The recent German horror import Friend Request was always going to suffer unfavorable comparisons to its found footage American predecessor, Unfriended. Not only was the film originally titled Unfriend in its German release, but it also follows a plot about a group of morally flawed teens who are hunted through social media from beyond the grave by the vengeful ghost of a peer they bullied into suicide, just like in Unfriended. Although it generally has been met with shitty reviews and an ocean of eyerolls, I quite enjoyed Friend Request as a modern slice of digital schlock. It’s in so many ways a conventional horror film that just happens to graft itself onto themes of social media-era technophobia, but those are two aesthetics I generally have a fun time with, so the proposition of that formula isn’t such a raw deal for me. The film’s comparisons to Unfriended, the Citizen Kane of its micro-genre, did the film no favors, however. By stripping Unfriended of its defining found footage gimmick & applying its same story to a more formulaic horror aesthetic, Friend Request illustrates just how silly & ineffective that Blumhouse-produced modern classic could have been if mishandled. You can’t fully appreciate the tonal miracle of Unfriended‘s social media horror achievements until you see the film cheapened by Friend Request, which wasn’t anywhere nearly as committed to their shared gimmick.

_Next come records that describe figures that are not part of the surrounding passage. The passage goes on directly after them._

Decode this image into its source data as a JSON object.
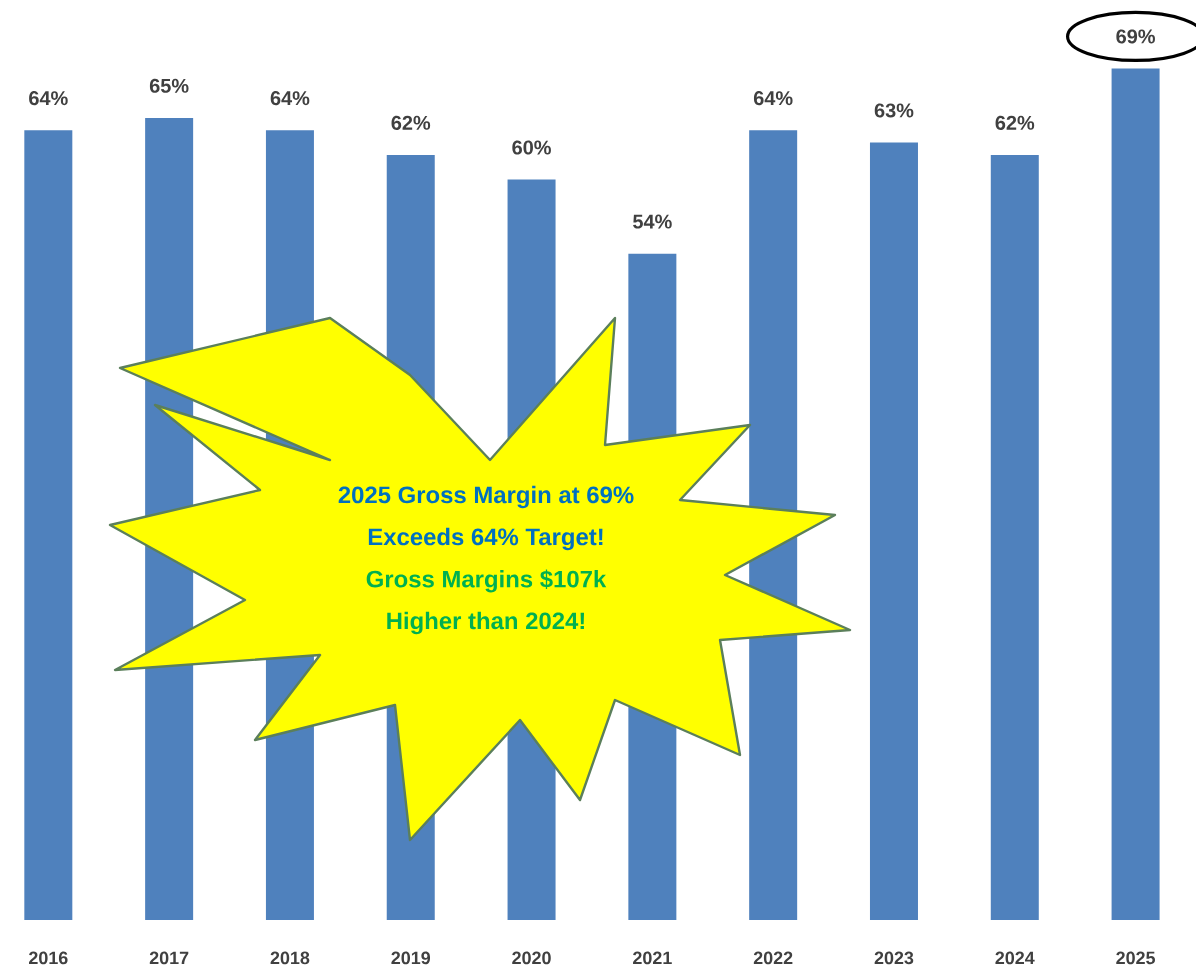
{
  "chart_data": {
    "type": "bar",
    "categories": [
      "2016",
      "2017",
      "2018",
      "2019",
      "2020",
      "2021",
      "2022",
      "2023",
      "2024",
      "2025"
    ],
    "values": [
      64,
      65,
      64,
      62,
      60,
      54,
      64,
      63,
      62,
      69
    ],
    "color": "#4f81bd",
    "value_labels": [
      "64%",
      "65%",
      "64%",
      "62%",
      "60%",
      "54%",
      "64%",
      "63%",
      "62%",
      "69%"
    ],
    "annotations": [
      "2025 Gross Margin at 69%",
      "Exceeds 64% Target!",
      "Gross Margins $107k",
      "Higher than 2024!"
    ]
  }
}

The thing I love most about social media horror & thrillers of the 2010s is the way they document the mundane details of what modern communication actually looks like. Unfriended‘s structure as an 80 minute “real time” conversation via Skype, framed from the POV of the Final Girl’s laptop, could not be a more perfect vessel for that kind of internet-age time capsule. An unseen laptop operator clicks from program to program (Facebook, Skype, music players, meme generators, creepypasta forums, Chat Roulette, etc.), simulating the exact experience of communicating in a groupchat circa 2014 (give or take a murderous ghost). Friend Request is much looser in its social media documentation. Before its various kill scenes start bloodying up the screen, the film does pay a lot of attention to what scrolling through a “Facebook” timeline looks like (it’s actually a generic knockoff of Facebook, but the effect is the same). The plot is advanced through timeline-scrolling montage, with attention paid to mundane functions like cover photos, “liking,” “friending,” etc. When the killer Facebook ghost starts tormenting her main victim with video posts of their friends’ suicides, the film also lingers on details like error messages, deleting posts, disabling accounts, etc. The traditional ghost story narrative structure of the film (as opposed to Unfriended‘s found footage structure) prevents it from capturing too much of the 2010s social media zeitgeist past that, though, as only a few stray details can make it to the screen between kills.
Fully committing to the social media gimmick does more to distinguish Unfriended from Friend Request than just in terms of memorable novelty & capturing a cultural time capsule; it also makes for a genuinely eerie movie-watching experience for the audience. Watching a story unfold on a laptop screen feels real to our own experience browsing the internet (whether or not we’re idiot teen bullies who deserve to be murdered by a vengeful ghost). This verisimilitude extends to the frustration of pop-up ads, lagging, and desire to control the mouse cursor ourselves in a way that builds genuine tension between each supernatural kill. Stripped of that gimmick, Friend Request struggles to find ways to make the 2010s social media experience scary. Instead, it looks to generic, haunted house-setting horror movie scares to build that tension, constructing its kills around the mirrors, baby doll parts, woodland settings, and swarming bugs we’ve seen so many times before. Without that tension, the movie’s technophobic scares amount to something much sillier than what the (playful, but effective) kills that Unfriended achieves. When the Facebook ghost is revealed to be employing “demonic” code that transcends our 1’s & 0’s or when the laptops themselves are designated as being evil, dark magic objects that must be destroyed, the film can only be appreciated as a goof. Thankfully, it knows how silly it’s being and makes room for lines like “Unfriend the dead bitch!” in its porn-tier dialogue.
Friend Request isn’t completely devoid of fresh contributions to the social media horror genre. Its criticism of the way we curate the image of our lives & are fake-polite to strangers for attention online isn’t anything new, but I did find some fascinating detail in the way it overlaid images of characters’ faces in their device screens along with their timeline scrolls, as well as the way it made the concept of having absolutely zero friends on an outline platform seem eerie & bizarre. Mostly, though, the film is fun as a campy, internet-age lark and an illustration of just how well-mannered Unfriended‘s own social media horror aesthetic is handled. Unfriended‘s full commitment to its found footage social media gimmick is more impressive in terms of craft, more useful in terms of cultural documentation, and more effective in terms of delivering traditional horror scares through fresh, innovative devices. I can only recommend Friend Request as a delightfully dumb slice of internet age schlock. The more fully-committed Unfriended, on the other hand, is essential viewing, one of the more significant horror canon entries of our time.